Sunday, August 26, 2007

A Few Basic Lessons of Fine-Art Photography


A young photographer recently asked me one of those "deceptively difficult" questions one encounters from time to time. While not quite in the unanswerable category that questions such as "So, what is life all about?" fall into, I was nonetheless hard pressed to give a quick respond to this question: "What are the most important lessons you've learned on your way to becoming a fine-art photographer?"
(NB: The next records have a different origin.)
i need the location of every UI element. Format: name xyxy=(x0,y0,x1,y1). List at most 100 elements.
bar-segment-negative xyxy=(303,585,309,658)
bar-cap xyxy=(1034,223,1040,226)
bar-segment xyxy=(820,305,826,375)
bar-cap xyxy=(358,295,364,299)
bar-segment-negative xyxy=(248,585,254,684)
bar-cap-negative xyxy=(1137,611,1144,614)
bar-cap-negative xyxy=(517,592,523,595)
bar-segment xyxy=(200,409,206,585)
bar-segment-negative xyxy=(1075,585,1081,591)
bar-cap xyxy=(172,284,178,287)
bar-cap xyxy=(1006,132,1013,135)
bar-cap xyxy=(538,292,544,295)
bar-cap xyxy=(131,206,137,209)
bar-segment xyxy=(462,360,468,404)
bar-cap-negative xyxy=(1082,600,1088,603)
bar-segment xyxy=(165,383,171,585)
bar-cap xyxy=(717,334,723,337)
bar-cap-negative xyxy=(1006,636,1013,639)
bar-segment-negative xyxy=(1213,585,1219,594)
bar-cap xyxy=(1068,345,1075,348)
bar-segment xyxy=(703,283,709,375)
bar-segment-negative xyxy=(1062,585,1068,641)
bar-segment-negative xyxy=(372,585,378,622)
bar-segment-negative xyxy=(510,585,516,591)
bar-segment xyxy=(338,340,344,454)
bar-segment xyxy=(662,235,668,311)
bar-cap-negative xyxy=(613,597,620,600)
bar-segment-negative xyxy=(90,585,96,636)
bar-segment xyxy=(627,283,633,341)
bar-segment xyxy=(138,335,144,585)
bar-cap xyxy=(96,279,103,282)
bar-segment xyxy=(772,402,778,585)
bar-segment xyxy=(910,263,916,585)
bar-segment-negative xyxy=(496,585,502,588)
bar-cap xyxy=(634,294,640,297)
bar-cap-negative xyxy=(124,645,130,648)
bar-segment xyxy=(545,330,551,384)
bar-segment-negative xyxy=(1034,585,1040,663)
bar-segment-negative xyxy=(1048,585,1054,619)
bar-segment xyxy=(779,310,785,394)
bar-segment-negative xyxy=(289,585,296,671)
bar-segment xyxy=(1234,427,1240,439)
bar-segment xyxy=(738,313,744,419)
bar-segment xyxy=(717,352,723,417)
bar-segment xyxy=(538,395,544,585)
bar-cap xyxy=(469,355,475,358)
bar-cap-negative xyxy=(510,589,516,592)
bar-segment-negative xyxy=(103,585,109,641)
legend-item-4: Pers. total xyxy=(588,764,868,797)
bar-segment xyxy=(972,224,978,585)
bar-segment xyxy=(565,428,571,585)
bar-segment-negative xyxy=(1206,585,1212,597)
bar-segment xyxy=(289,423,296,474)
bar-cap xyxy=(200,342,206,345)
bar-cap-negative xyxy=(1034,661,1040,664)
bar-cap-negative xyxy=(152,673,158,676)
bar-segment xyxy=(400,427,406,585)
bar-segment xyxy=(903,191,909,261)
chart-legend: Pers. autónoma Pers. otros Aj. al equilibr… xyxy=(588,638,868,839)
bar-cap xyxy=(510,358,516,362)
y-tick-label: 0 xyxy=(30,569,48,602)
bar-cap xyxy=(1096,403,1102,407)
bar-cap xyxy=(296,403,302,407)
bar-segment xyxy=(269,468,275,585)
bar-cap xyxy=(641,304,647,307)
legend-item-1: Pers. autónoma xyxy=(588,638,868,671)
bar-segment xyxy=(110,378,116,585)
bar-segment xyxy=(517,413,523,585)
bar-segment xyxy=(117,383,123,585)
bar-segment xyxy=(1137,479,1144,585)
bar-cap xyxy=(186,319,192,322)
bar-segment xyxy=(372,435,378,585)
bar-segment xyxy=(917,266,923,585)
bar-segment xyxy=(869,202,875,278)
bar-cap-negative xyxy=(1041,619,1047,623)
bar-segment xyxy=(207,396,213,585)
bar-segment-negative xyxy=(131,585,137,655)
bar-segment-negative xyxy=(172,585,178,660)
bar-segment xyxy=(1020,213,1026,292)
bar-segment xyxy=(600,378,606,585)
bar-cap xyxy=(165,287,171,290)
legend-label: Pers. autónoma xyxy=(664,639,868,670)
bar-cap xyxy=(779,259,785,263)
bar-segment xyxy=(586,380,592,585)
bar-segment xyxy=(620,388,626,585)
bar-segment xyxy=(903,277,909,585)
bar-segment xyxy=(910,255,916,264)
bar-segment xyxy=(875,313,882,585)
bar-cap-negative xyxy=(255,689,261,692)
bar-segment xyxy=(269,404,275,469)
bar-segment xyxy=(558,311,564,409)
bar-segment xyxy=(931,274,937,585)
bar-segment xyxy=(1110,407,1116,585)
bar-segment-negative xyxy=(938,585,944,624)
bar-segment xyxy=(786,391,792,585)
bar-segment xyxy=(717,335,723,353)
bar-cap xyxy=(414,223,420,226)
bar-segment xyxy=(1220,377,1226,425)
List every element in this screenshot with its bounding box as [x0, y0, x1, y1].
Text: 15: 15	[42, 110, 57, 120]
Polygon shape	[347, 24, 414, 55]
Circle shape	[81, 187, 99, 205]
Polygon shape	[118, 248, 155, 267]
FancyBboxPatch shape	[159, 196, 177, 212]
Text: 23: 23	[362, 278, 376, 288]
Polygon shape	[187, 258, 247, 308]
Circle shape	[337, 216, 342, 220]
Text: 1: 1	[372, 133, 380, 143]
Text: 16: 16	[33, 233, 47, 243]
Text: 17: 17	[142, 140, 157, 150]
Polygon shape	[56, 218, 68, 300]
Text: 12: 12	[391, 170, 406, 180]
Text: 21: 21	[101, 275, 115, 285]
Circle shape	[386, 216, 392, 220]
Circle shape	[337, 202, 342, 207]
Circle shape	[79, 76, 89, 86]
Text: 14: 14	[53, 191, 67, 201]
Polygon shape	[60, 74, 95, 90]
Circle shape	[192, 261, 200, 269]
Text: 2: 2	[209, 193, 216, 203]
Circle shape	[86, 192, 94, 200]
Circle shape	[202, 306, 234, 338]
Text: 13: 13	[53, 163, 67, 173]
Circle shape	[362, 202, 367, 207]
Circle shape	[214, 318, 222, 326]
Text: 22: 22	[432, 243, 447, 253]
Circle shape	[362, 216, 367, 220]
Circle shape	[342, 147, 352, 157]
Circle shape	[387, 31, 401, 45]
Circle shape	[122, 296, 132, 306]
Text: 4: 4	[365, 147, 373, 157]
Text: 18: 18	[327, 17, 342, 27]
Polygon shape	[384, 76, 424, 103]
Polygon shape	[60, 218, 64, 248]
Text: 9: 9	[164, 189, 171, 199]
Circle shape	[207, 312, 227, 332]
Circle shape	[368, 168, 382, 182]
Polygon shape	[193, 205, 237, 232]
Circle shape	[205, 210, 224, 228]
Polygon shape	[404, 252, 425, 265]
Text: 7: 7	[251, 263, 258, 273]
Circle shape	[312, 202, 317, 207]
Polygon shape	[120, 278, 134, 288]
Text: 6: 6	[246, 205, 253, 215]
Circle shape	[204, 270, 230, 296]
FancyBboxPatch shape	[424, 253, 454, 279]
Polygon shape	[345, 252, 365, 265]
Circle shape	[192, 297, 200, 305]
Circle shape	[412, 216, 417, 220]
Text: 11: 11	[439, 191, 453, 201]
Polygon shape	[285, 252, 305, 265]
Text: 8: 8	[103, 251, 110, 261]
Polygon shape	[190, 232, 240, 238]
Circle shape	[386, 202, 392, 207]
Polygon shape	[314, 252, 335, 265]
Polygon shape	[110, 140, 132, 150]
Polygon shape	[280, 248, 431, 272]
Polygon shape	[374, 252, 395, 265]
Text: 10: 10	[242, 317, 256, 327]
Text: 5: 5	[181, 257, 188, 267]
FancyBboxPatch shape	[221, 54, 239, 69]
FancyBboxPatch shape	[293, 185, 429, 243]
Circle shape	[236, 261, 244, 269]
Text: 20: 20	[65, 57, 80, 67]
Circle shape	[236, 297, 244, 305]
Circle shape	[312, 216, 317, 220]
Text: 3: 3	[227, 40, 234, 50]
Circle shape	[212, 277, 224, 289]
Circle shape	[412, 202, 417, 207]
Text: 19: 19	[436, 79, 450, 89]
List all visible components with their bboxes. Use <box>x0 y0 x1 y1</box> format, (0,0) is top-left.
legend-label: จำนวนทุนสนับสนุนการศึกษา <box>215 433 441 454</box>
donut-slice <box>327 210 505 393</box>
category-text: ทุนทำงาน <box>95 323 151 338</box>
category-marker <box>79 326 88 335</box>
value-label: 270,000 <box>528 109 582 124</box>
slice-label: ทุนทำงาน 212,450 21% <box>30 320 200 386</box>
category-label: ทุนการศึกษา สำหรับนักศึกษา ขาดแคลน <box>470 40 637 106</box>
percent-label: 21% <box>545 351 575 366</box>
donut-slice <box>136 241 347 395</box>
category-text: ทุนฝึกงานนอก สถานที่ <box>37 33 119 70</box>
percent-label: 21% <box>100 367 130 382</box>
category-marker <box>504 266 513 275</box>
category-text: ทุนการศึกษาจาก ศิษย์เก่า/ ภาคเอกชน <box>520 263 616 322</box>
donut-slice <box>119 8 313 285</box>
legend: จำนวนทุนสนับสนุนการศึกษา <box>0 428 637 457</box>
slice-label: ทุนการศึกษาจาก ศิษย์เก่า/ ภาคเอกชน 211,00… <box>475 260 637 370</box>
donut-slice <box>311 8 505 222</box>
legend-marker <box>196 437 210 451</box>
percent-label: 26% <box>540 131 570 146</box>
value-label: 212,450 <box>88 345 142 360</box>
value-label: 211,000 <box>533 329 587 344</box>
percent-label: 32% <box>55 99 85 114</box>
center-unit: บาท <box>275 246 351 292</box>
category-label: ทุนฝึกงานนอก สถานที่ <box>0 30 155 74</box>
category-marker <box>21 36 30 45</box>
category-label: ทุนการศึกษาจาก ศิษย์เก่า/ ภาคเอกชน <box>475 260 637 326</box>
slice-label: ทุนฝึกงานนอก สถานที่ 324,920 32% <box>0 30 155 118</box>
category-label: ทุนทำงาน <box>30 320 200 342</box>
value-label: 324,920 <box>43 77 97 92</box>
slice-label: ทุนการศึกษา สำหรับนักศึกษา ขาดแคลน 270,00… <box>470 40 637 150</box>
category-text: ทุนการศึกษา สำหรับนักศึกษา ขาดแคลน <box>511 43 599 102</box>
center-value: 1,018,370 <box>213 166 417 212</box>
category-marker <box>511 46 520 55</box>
Leaving aside the temptation to reply either that "I'm not quite sure I'm a fine-art photographer yet, so..." or, perhaps, "I have no idea, but when you get a good answer from someone, please come back to share it with me!"...after some sober reflection, I decided that if I have anything of value to impart at all, after 35 or so years of struggling to find my own "eye/I" in photography, the basic lessons are these:

1. Never stop taking pictures. Always take pictures, constantly, even when you dont have a camera with you. Always pretend you have an imaginary lens in front of your eyes, and let them dart back and forth wherever you are; looking, seeing, composing, relating one part of a scene to another, imagining what it may look like with one filter or another, that lens instead of this one, and so forth. Don't let a day go by without at least the mental exercise of picture taking; better yet, wander around with a camera for an hour or two every day and take pictures. Photography is at least as much a lifestyle as it is a craft! If you are passionate about photography, you will photograph; you have to, it's who you are. Whether an interest in photography (or any creative endeavor for that matter) is a passing fancy or a deep passion can easily be determined by noting the extent to which you miss it when circumstances prevent you from practicing it. If the passion is real, you will begin (sometimes very creatively;-) sculpting your time to make sure you always have time for your art. The passion lives to the extent that you provide it with the one thing it needs: taking pictures, always taking pictures.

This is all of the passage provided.